Sunday, June 24, 2018
Business

Amazon confirms fulfillment centers in Ruskin, Lakeland

TAMPA — Online retailer Amazon confirmed Tuesday that it will open a 1-million-square-foot distribution center in Hillsborough County and announced plans for a second, similar warehouse about an hour away in Polk County.

The announcement came nearly two weeks after Hillsborough officials said the retailer had completed a real estate deal for a center in Ruskin, and it ended speculation about whether Amazon wanted two facilities so close to each other.

Amazon said the centers will process different kinds of orders from customers.

The Ruskin center will pick, pack and ship small items, including books, electronics and consumer goods. A center to be located on Lakeland will ship large goods such as kayaks and televisions.

Seattle-based Amazon said it would create more than 1,000 full-time jobs at the centers with health care, stock awards and other benefits.

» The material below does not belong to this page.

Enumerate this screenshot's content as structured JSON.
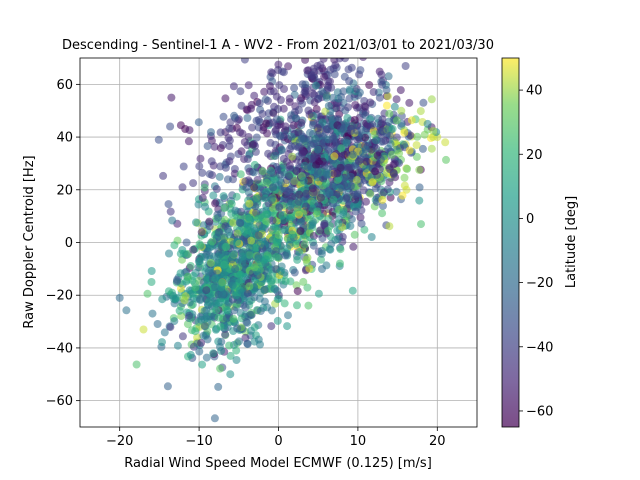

It didn't say when the distribution centers would open or when they would start hiring.

Site work has already begun on the Hillsborough location at Interstate 75 and State Road 674, and at the Lakeland location at 1760 County Line Road.

"We appreciate the state, city and county officials who have worked with us to bring these fulfillment centers to Florida,'' said a statement from Mike Roth, Amazon's vice president of North America operations. "We're excited to join the community, bringing great jobs and investment to the area."

Gov. Rick Scott announced in June that Amazon would invest $300 million in new warehouses and hire 3,000 people as part of a deal that would eventually require Amazon to charge Florida customers sales tax on purchases. Currently, those taxes are not collected on purchases because Amazon doesn't have a physical presence in the state.

But the issue of online sales taxes is being debated in other states and could be resolved nationally by Congress or courts.

In a statement Tuesday, Scott applauded Amazon for choosing Florida for its new warehouses, known as fulfillment centers.

"I would like to thank Amazon for recognizing that Florida's business-friendly environment we've helped create is the perfect place for their latest expansion," he said.

Amazon spokeswoman Kelly Cheeseman said the centers combined would employ more than 1,000 full-time workers but didn't have an exact figure. Amazon prefers to hire full-time workers but may employ part-timers who request it, she said.

Thousands more could work at the centers as seasonal employees to handle the holiday shopping rush.

Both Hillsborough and Polk counties lured Amazon with financial incentives. Hillsborough approved $6.4 million in property tax breaks over seven years and $1.1 million in payments to Amazon for bringing 375 above-average paying jobs. Polk okayed a $4.5 million package that would require Amazon to create at least 100 high-paying jobs and make a minimum investment of $10 million.

Founded by Jeff Bezos, Amazon is expected to post $75 billion in revenue this year — but not a lot of profit.

Despite its stock reaching a record high, Amazon lost money last year. Analysts expect another loss when the company releases third-quarter results Thursday.

By contrast, McDonald's restaurants this week reported a $1.52 billion profit for the quarter.

Information from the New York Times supplemented this report.